Alexander Orlovsky was praised by his contemporaries as a talented and brilliant draughtsman. They appreciated his everyday sketches, which were witty, funny, and occasionally sharply critical. In his work, Orlovsky mainly focused on battle and military scenes. He was always interested in the heroic past and present. Scenes of battles, attacks, and chases feature famous Russian generals and unknown warriors such as Cossacks, Bashkirs, Circassians, Persians, Turks, and Highlanders who appear at crucial moments in their lives, in times of war and peace. As a backdrop for his scenes of battle and robbery, Alexander Orlovsky often chose gloomy landscapes filled with scary moonlight, trees bent in the wind, and a stormy sky.

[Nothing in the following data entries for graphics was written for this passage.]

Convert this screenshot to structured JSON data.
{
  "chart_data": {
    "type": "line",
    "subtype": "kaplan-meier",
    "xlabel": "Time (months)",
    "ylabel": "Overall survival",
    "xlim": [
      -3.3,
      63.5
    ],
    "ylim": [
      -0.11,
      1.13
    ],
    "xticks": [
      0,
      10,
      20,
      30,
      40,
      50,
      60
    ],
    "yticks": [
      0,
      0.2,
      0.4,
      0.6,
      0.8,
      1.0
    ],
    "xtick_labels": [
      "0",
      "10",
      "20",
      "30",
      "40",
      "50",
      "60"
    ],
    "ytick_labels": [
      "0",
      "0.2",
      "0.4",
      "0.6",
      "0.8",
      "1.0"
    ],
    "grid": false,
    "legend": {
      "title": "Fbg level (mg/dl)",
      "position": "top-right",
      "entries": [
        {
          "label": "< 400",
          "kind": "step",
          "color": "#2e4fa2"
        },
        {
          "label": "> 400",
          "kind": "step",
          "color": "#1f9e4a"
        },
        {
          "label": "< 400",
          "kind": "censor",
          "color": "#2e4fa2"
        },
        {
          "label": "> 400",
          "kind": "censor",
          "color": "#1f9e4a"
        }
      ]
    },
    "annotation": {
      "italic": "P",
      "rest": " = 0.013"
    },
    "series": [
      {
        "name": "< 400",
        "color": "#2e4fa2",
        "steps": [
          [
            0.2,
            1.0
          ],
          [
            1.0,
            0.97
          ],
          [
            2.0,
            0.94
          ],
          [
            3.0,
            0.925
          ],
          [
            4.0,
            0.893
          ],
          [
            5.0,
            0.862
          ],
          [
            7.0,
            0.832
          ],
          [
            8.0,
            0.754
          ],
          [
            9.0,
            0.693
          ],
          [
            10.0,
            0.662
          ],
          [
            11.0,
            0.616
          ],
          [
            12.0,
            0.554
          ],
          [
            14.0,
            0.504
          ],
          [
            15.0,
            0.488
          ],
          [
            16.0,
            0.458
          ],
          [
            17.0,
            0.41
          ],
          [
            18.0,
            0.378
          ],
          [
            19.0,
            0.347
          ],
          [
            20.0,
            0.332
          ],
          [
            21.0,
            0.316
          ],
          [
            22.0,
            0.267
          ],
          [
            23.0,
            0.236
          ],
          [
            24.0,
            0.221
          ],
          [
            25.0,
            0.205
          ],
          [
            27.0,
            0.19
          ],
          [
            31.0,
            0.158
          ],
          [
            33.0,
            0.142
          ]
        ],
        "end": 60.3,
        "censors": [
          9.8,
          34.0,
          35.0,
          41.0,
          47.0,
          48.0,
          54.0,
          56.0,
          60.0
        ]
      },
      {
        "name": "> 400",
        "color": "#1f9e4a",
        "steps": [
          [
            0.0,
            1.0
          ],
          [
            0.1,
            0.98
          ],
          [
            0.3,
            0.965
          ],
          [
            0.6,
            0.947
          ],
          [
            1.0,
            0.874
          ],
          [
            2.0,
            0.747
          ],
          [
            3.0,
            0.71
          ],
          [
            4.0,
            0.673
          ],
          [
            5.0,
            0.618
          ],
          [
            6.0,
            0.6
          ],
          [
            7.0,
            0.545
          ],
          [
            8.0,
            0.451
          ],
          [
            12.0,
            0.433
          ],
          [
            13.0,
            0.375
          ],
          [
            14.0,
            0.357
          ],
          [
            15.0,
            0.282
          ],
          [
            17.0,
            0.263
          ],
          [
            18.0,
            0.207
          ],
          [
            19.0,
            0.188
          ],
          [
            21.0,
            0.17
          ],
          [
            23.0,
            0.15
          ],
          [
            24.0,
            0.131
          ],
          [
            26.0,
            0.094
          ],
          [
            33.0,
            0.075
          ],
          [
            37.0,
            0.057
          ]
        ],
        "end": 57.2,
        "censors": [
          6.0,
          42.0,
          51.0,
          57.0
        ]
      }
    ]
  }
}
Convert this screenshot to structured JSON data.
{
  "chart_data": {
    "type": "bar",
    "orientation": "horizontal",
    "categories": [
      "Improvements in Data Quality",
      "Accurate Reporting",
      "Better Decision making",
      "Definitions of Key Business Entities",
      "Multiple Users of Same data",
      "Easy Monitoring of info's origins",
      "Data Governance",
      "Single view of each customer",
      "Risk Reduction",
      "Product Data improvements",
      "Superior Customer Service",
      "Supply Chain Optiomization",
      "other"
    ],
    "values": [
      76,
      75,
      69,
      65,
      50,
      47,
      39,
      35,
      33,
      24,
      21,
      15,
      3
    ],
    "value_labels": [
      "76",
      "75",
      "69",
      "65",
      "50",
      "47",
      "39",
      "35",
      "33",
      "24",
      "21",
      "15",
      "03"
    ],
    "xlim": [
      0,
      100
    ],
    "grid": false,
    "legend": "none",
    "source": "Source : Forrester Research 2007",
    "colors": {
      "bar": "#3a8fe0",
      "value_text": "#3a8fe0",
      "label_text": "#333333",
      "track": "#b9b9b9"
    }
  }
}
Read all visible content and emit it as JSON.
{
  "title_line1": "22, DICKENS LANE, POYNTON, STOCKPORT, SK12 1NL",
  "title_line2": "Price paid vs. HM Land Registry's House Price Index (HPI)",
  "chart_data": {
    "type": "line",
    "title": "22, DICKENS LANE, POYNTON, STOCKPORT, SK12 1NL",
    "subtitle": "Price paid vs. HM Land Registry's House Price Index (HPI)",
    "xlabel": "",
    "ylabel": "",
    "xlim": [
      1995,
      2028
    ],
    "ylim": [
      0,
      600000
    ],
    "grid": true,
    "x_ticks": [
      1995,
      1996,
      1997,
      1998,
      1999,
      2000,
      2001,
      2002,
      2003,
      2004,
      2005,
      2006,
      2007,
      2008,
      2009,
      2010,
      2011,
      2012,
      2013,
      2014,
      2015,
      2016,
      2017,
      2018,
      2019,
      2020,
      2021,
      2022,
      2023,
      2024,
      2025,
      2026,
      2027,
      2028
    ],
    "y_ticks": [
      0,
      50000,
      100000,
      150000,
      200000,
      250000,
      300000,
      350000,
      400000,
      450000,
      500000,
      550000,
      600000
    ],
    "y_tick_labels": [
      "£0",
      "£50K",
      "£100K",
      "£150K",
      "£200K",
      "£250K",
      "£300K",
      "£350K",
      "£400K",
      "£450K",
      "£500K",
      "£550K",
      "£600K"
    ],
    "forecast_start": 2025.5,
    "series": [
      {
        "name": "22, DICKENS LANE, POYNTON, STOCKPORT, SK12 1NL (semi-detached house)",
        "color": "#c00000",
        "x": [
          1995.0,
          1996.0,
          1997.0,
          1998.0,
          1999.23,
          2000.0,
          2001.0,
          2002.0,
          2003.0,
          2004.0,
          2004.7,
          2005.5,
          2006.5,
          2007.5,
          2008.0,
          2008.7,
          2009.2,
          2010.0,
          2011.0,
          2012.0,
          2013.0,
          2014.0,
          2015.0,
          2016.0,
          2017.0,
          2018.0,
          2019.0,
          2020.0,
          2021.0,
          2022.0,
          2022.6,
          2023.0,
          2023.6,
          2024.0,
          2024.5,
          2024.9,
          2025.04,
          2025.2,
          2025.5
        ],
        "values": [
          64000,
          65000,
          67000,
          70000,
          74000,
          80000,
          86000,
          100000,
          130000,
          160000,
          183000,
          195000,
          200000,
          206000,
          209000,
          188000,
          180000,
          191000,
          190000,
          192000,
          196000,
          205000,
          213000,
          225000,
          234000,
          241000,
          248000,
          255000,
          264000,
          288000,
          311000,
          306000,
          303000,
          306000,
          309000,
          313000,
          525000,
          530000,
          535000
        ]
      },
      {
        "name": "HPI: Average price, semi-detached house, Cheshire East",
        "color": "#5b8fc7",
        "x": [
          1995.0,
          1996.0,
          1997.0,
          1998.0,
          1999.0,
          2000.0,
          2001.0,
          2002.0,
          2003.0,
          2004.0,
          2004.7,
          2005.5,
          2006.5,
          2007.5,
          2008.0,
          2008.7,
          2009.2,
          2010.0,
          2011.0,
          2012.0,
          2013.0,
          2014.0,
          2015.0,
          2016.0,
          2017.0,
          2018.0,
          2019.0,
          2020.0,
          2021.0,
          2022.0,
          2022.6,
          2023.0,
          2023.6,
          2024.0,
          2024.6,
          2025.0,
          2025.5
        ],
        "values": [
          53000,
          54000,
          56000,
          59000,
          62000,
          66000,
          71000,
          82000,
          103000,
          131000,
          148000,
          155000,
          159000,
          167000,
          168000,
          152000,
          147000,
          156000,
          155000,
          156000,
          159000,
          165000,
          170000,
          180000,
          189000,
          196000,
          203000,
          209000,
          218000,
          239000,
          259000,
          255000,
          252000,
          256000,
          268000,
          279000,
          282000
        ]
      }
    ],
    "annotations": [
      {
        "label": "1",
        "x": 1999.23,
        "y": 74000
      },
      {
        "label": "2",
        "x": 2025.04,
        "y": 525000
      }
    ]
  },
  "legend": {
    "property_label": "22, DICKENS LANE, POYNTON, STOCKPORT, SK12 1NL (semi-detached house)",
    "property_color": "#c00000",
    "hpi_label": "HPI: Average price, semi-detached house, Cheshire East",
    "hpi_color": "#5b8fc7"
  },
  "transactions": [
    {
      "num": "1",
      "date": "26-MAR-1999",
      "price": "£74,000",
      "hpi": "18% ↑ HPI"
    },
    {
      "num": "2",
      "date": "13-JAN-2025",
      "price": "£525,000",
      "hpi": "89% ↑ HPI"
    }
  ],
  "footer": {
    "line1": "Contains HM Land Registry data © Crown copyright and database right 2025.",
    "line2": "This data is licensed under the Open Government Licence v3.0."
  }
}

One of the technically compelling artworks is the 1826 lithograph “Battle Between Georgians and Highlanders” by Alexander Orlovsky from the museum collection. In this lithograph, the artist focused on the foreground where the horsemen and horses are larger than elsewhere in the image. The artist depicted one of many bloody battles for Caucasian territories, without specifying which one it is. The scene features Georgian warriors, Persian troops, and even Turkish Janissaries. As a connoisseur of Eastern and Cossack weapons and a brilliant animalier painter, Alexander Orlovsky managed to imbue the intense battle with his fiery temper.